This article explains in detail how to determine when promissory notes are securities and when they are not. Why do you care, you may ask? Well, the answer is simple: When a promissory note is not a security, you are not required to register it as a security when you issue it (i.e. registration is a complicated and expensive process) nor are you required to find an applicable securities exemption that permits the sale without registration (i.e. Regulation D 506). In other words, if your promissory note isn’t a security, you can simply provide it to your lender, and you are done—no legal hurdles.
That said, promissory notes are generally defined as securities unless they mature in 9 months or less. (Securities Act 2(1), 3(a)(3); Exchange Act 3(a)(10)). The US Supreme Court has created a rebuttable presumption that any note maturing in more than 9 months is a security unless it resembles a note that is not commonly classified as a security. Reves v. Ernst & Young, 110 S. Ct. 945 (1990).
TEST 1: Unless they fall within one of the judicially crafted exceptions, all notes that are greater than nine months in duration are considered securities.
The Second Circuit recognizes that all notes are not securities and has developed a list of notes that it has determined are not securities. In most instances, the Second Circuit pointed to the anti-fraud provisions of the 1933 Act 18 stating that a party asserting that a note is not a security has the burden of showing that the “context otherwise requires” it to be classified as such.
Judicially Crafted Exceptions – The “Family Resemblance” Test
The “family resemblance” test allows an issuer to rebut the presumption that a note is a security by showing that the note at issue “bears a strong family resemblance” to one of the judicial exceptions or that the issuer can convince the court that a new instrument should be added to the list. Any note not passing such muster that matures in more than nine months will be considered a security.
Judicial Exceptions include:
- A note delivered in consumer financing; or
- A note secured by a mortgage on a home; or
- Any short-term note secured via a lien or assets of a small business; or
- Any note evidencing a “character” loan to a bank customer; or
- Short-term notes secured via assignments to accounts receivable; or
- Any note which formalizes an open account debt incurred in the ordinary course of business, especially when collateral is involved.
TEST 2: Any note greater than nine months in duration that does not qualify as an exception under the family resemblance test may overcome the presumption of being a security if it fulfills the following four criteria in such a manner as to make the application of the Securities Act unnecessary.

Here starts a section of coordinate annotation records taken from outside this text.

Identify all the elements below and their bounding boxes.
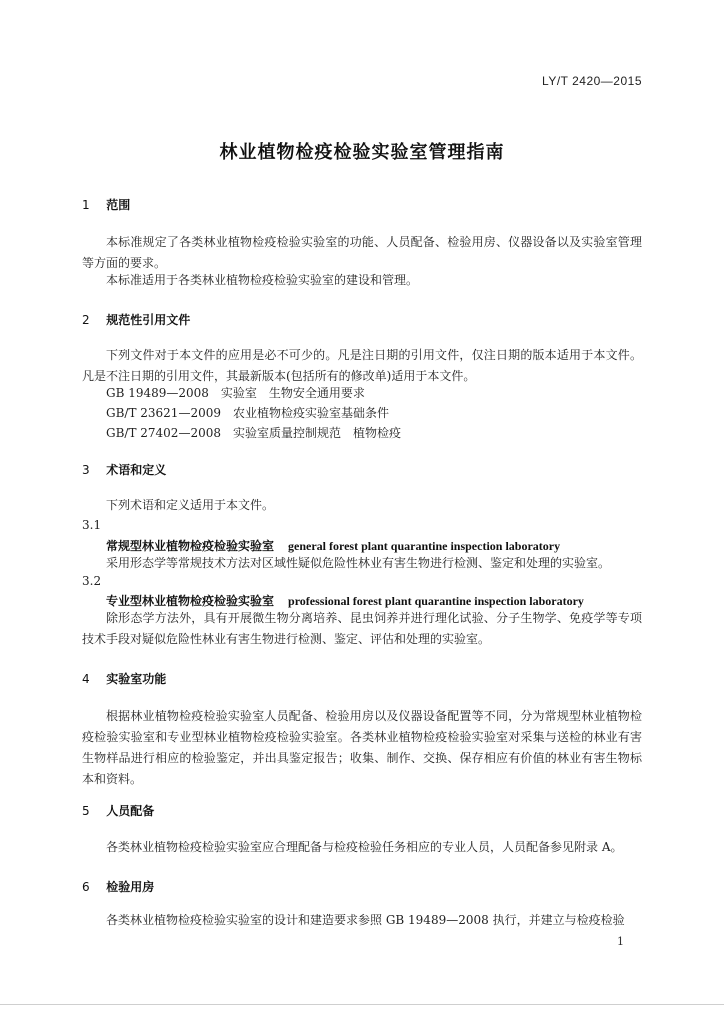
section-1-paragraph-2: 本标准适用于各类林业植物检疫检验实验室的建设和管理。 [106,273,419,287]
section-6-paragraph-1: 各类林业植物检疫检验实验室的设计和建造要求参照 GB 19489—2008 执行，并建立与检疫检验 [106,913,625,927]
section-1-heading [82,196,130,213]
section-3-heading [82,461,166,478]
section-number: 6 [82,880,90,894]
term-number: 3.1 [82,518,102,532]
section-2-paragraph-1: 下列文件对于本文件的应用是必不可少的。凡是注日期的引用文件，仅注日期的版本适用于本文件。凡是不注日期的引用文件，其最新版本(包括所有的修改单)适用于本文件。 [82,348,642,383]
term-english: general forest plant quarantine inspection laboratory [288,539,561,553]
section-number: 1 [82,198,90,212]
section-1-paragraph-1: 本标准规定了各类林业植物检疫检验实验室的功能、人员配备、检验用房、仪器设备以及实验室管理等方面的要求。 [82,235,642,270]
section-title: 范围 [106,198,131,212]
section-2-heading [82,311,190,328]
section-3-paragraph-1: 下列术语和定义适用于本文件。 [106,498,275,512]
section-number: 3 [82,463,90,477]
term-heading [106,592,584,609]
term-number: 3.2 [82,574,102,588]
term-heading [106,537,560,554]
section-title: 检验用房 [106,880,155,894]
section-title: 实验室功能 [106,672,167,686]
standard-code: LY/T 2420—2015 [542,74,642,88]
section-5-paragraph-1: 各类林业植物检疫检验实验室应合理配备与检疫检验任务相应的专业人员，人员配备参见附录 A。 [106,840,623,854]
term-english: professional forest plant quarantine inspection laboratory [288,594,584,608]
reference-item: GB/T 27402—2008 实验室质量控制规范 植物检疫 [106,426,401,440]
section-number: 4 [82,672,90,686]
page-number: 1 [617,935,624,948]
section-4-paragraph-1: 根据林业植物检疫检验实验室人员配备、检验用房以及仪器设备配置等不同，分为常规型林业植物检疫检验实验室和专业型林业植物检疫检验实验室。各类林业植物检疫检验实验室对采集与送检的林业有害生物样品进行相应的检验鉴定，并出具鉴定报告；收集、制作、交换、保存相应有价值的林业有害生物标本和资料。 [82,709,642,786]
term-chinese: 常规型林业植物检疫检验实验室 [106,539,275,553]
term-definition: 除形态学方法外，具有开展微生物分离培养、昆虫饲养并进行理化试验、分子生物学、免疫学等专项技术手段对疑似危险性林业有害生物进行检测、鉴定、评估和处理的实验室。 [82,611,642,646]
term-definition: 采用形态学等常规技术方法对区域性疑似危险性林业有害生物进行检测、鉴定和处理的实验室。 [106,556,611,570]
reference-item: GB 19489—2008 实验室 生物安全通用要求 [106,386,365,400]
section-title: 规范性引用文件 [106,313,191,327]
bottom-divider [0,1004,724,1005]
section-number: 2 [82,313,90,327]
section-6-heading [82,878,154,895]
section-4-heading [82,670,166,687]
term-chinese: 专业型林业植物检疫检验实验室 [106,594,275,608]
section-title: 人员配备 [106,804,155,818]
document-title: 林业植物检疫检验实验室管理指南 [219,142,505,163]
reference-item: GB/T 23621—2009 农业植物检疫实验室基础条件 [106,406,389,420]
section-number: 5 [82,804,90,818]
section-title: 术语和定义 [106,463,167,477]
section-5-heading [82,802,154,819]
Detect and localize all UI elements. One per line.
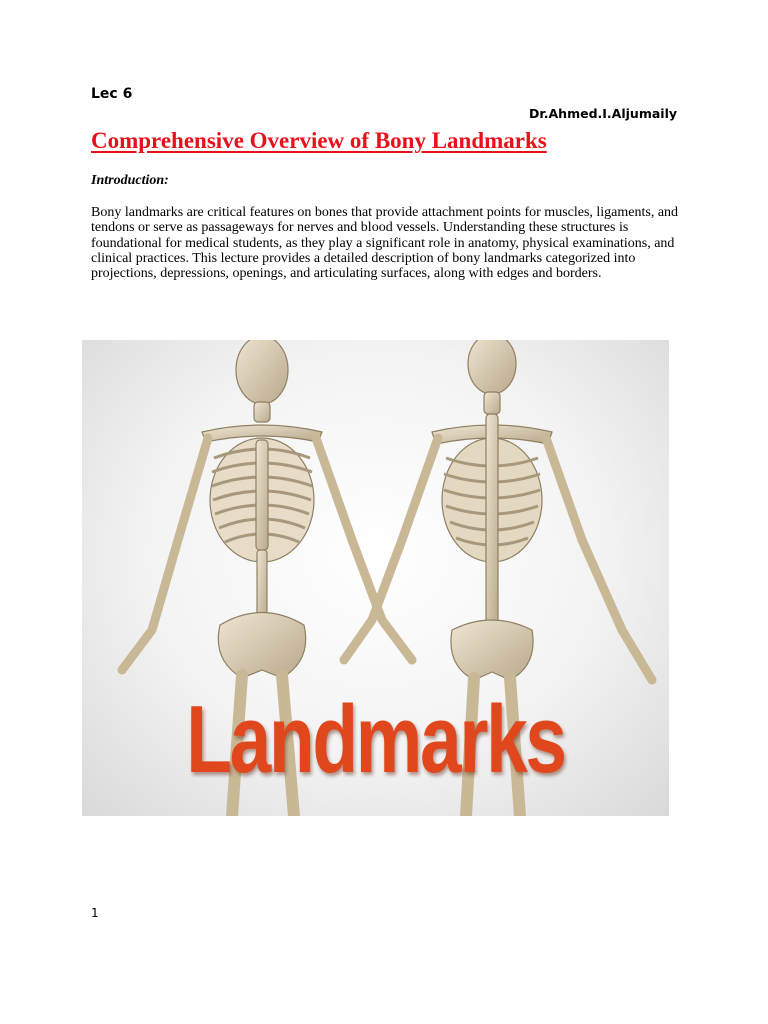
sternum-spine [256,440,268,550]
skull-back [468,340,516,394]
pelvis-back [451,620,533,680]
skeleton-illustration [82,340,669,816]
document-title: Comprehensive Overview of Bony Landmarks [91,128,547,153]
intro-heading: Introduction: [91,173,169,188]
right-arm-back [546,438,652,680]
author-name: Dr.Ahmed.I.Aljumaily [529,106,677,121]
left-arm-front [122,438,208,670]
intro-paragraph: Bony landmarks are critical features on bones that provide attachment points for muscles, ligaments, and tendons or serve as passageways for nerves and blood vessels. Understanding these structures is foundational for medical students, as they play a significant role in anatomy, physical examinations, and clinical practices. This lecture provides a detailed description of bony landmarks categorized into projections, depressions, openings, and articulating surfaces, along with edges and borders. [91,205,679,282]
pelvis-front [218,613,305,679]
figure-word-landmarks: Landmarks [186,686,565,793]
lecture-label: Lec 6 [91,86,133,102]
skull-front [236,340,288,404]
spine-back [486,414,498,634]
page-number: 1 [91,906,99,920]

These four factors can also be used to convince the court to add an additional category to the family resemblance list.
The Four Factors:
- Seller’s Purpose
- Plan of Distribution
- Reasonable Expectation of the Public
- Does Another Regulatory Scheme Apply?
In this first factor the court looks at the borrower’s motivation and determines whether it is to raise money for general business use and whether the lender’s motivation is to make a profit, including interest. If the seller intends to raise money for general business use or finance substantial investments and the buyer is interested primarily in profit, then the note is a security. However, if the purpose is to facilitate the purchase and/or sale of minor assets or consumer goods, correct seller’s cash-flow difficulties or advance some other commercial or consumer purpose, the note is less likely to be considered a security.
Plan of Distribution
If the plan of distribution resembles the plan of distribution of securities, than the note is most likely a security – i.e. is the method conducive of “common trading for speculation and investment.” SEC v. C.M. Joiner Leasing Corp., 320 U.S. 344, 64 S.Ct. 120, 88 L.Ed. 88 (1943).
Reasonable Expectation of the Public
If the public could reasonably expect the note to be a security, the court will consider the instrument to be a security. The court will examine the specific aspects of the transaction in making this determination. For example, the court will always find that common stock is a security per public expectations.

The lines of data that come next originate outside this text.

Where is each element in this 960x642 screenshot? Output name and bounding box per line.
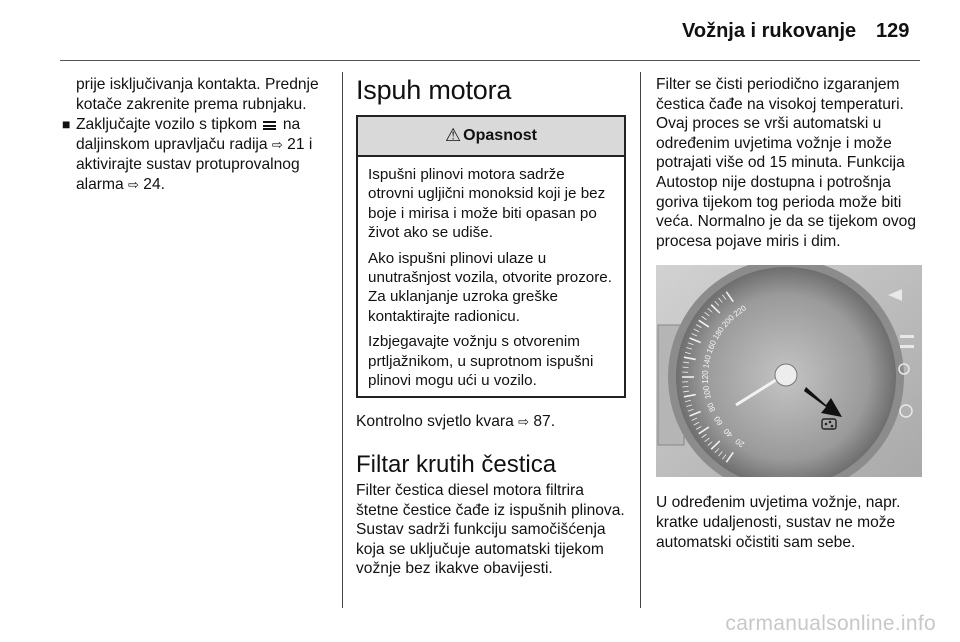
section-title: Ispuh motora bbox=[356, 75, 512, 105]
warning-triangle-icon: ⚠ bbox=[445, 125, 462, 147]
control-light-line bbox=[356, 412, 626, 433]
bullet-text: Zaključajte vozilo s tipkom bbox=[76, 116, 258, 134]
tick-label: 40 bbox=[721, 426, 735, 440]
column-3 bbox=[656, 75, 922, 552]
tick-label: 20 bbox=[733, 436, 747, 450]
column-1 bbox=[60, 75, 328, 196]
tick-label: 200 bbox=[720, 313, 737, 330]
watermark: carmanualsonline.info bbox=[725, 612, 936, 635]
tick-label: 80 bbox=[705, 401, 718, 414]
tick-label: 100 bbox=[701, 385, 713, 401]
page-ref-arrow-icon: ⇨ bbox=[128, 177, 139, 193]
tick-label: 120 bbox=[701, 370, 711, 385]
page-ref[interactable]: 87. bbox=[533, 413, 556, 431]
filter-paragraph: Filter čestica diesel motora filtrira štetne čestice čađe iz ispušnih plinova. Sustav sadrži funkciju samočišćenja koja se uključuje automatski tijekom vožnje bez ikakve obavijesti. bbox=[356, 482, 625, 578]
speedometer-image bbox=[656, 265, 922, 477]
continued-text: prije isključivanja kontakta. Prednje kotače zakrenite prema rubnjaku. bbox=[76, 76, 319, 113]
control-light-text: Kontrolno svjetlo kvara bbox=[356, 413, 514, 431]
tick-label: 60 bbox=[712, 414, 725, 428]
filter-cleaning-paragraph: Filter se čisti periodično izgaranjem čestica čađe na visokoj temperaturi. Ovaj proces se vrši automatski u određenim uvjetima vožnje i može potrajati više od 15 minuta. Funkcija Autostop nije dostupna i potrošnja goriva tijekom tog perioda može biti veća. Normalno je da se tijekom ovog procesa pojave miris i dim. bbox=[656, 76, 917, 250]
danger-paragraph: Ispušni plinovi motora sadrže otrovni ugljični monoksid koji je bez boje i mirisa i može biti opasan po život ako se udiše. bbox=[368, 166, 606, 242]
bullet-icon: ■ bbox=[62, 116, 71, 133]
column-divider bbox=[640, 72, 641, 608]
danger-body bbox=[358, 157, 624, 396]
needle-hub bbox=[775, 364, 797, 386]
header-title: Vožnja i rukovanje bbox=[682, 20, 857, 42]
tick-label: 160 bbox=[704, 339, 719, 356]
page-number: 129 bbox=[876, 20, 910, 42]
bullet-text: na daljinskom upravljaču radija bbox=[76, 116, 301, 153]
danger-box bbox=[356, 115, 626, 398]
lock-button-icon bbox=[263, 121, 276, 130]
column-divider bbox=[342, 72, 343, 608]
danger-label: Opasnost bbox=[463, 127, 537, 145]
tick-label: 220 bbox=[731, 303, 748, 320]
bullet-text: i aktivirajte sustav protuprovalnog alarma bbox=[76, 135, 313, 193]
tick-label: 180 bbox=[711, 325, 726, 342]
page-ref-arrow-icon: ⇨ bbox=[518, 415, 529, 431]
header-rule bbox=[60, 60, 920, 61]
page-ref[interactable]: 21 bbox=[287, 135, 305, 153]
danger-paragraph: Izbjegavajte vožnju s otvorenim prtljažnikom, u suprotnom ispušni plinovi mogu ući u vozilo. bbox=[368, 333, 594, 390]
column-2 bbox=[356, 75, 626, 579]
bullet-item bbox=[60, 115, 328, 195]
light-indicator-icon bbox=[900, 335, 914, 338]
page-ref[interactable]: 24. bbox=[143, 175, 165, 193]
image-caption: U određenim uvjetima vožnje, napr. kratke udaljenosti, sustav ne može automatski očistiti sam sebe. bbox=[656, 494, 901, 551]
tick-label: 140 bbox=[701, 354, 713, 370]
page-ref-arrow-icon: ⇨ bbox=[271, 137, 283, 153]
danger-paragraph: Ako ispušni plinovi ulaze u unutrašnjost vozila, otvorite prozore. Za uklanjanje uzroka greške kontaktirajte radionicu. bbox=[368, 249, 612, 325]
section-title-2: Filtar krutih čestica bbox=[356, 451, 557, 479]
danger-header bbox=[358, 117, 624, 157]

Does Another Regulatory Scheme Apply?
If another regulatory scheme applies that serves to significantly reduce the risk of the instrument, the court will find that application of the Securities Act is unnecessary. Examples of such “regulatory” alternatives include notes subject to ERISA and Federal Deposit Insurance.
In conclusion, the court tends to base its determination on whether a note is a security on issues of fairness to investors. The other major factor is how the note is distributed to investors – a general distribution will tend to lead to classification as a security whereas a specific sale to an individual that understands the transaction in detail to be a loan or other investment will tend to be classified as business loan or other instrument. Any time a lender makes a loan to support the borrower and not as an investment, the transaction will most likely be classified as something other than a security.